A sample of a compound contains only the elements sodium, sulfur, and oxygen. it is found by analysis to contain 0.979 g na, 1.365 g s, and 1.021 g o. determine its empirical formula.

First, convert the masses into moles using the molar weights: 23 g Na/mol, 32.06 g S/mol and 16 g O/mol.

Mol Na: 0.979/23 = 0.04256522

Mol S: 1.365/32.06 = 0.04257642

Mol O: 1.021/16 = 0.0638125

The least value is mol Na. Thus, divide all mole compositions to that of mol Na:

Mol Na: 0.04256522/0.04256522 = 1

Mol S: 0.04257642/0.04256522 = 1

Mol O: 0.0638125/0.04256522 = 1.5

The ratios must be whole numbers. To make 1.5 a whole number, multiply all ratios with 2 to keep it uniform.

Mol Na: 1*2 = 2

Mol S: 1*2 = 2

Mol O: 1.5*2 = 3

Thus, the empirical formula is Na₂S₂O₃.

To determine the empirical formula for the compound that contains 0.979 g Na, 1.365 g S, and 1.021 g O, we convert these to mole units. The molar masses to be used are:

Molar mass of Na = 23 g/mol

Molar mass of S = 32 g/mol

Molar mass of O = 16 g / mol

The number of moles is obtained using the molar mass for each element.

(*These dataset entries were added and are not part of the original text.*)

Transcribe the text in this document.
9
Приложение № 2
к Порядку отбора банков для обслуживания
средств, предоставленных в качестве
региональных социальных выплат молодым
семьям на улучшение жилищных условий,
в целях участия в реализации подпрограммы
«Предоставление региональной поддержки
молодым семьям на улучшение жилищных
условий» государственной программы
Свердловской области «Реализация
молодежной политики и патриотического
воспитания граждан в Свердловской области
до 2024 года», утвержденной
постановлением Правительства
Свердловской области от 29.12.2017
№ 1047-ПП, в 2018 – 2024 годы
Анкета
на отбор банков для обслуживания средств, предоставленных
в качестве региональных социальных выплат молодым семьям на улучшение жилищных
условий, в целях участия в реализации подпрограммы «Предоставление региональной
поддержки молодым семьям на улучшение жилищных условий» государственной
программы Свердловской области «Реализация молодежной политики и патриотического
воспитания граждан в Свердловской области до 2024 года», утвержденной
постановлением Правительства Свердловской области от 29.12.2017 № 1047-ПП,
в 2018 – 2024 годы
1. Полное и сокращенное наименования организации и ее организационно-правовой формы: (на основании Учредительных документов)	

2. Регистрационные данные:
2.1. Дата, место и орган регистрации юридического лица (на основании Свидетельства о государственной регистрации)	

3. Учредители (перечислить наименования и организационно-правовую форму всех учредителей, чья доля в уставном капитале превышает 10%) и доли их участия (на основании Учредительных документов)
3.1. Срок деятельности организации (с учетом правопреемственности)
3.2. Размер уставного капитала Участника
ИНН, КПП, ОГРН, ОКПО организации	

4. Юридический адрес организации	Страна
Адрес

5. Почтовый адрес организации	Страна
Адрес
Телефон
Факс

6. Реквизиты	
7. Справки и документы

moles Na = 0.979 g Na / 23 g/mol Na = 0.04256

moles S = 1.365 g Na / 32 g/mol Na = 0.04265

moles O = 1.021 g O / 16 g/mol Na = 0.06326

We then divide each with the smallest number of moles obtained.

Na: 0.04256 / 0.04256 = 1

S: 0.04265 / 0.04256 = 1.002 ≈ 1

O: 0.06326 / 0.04256 = 1.49 ≈ 1.5

We then have an empirical formula of NaSO₁.₅. However, chemical formulas must have only integers as subscripts, thus, we multiply each to 2. The empirical formula is then Na₂S₂O₃ also known as sodium thiosulfate.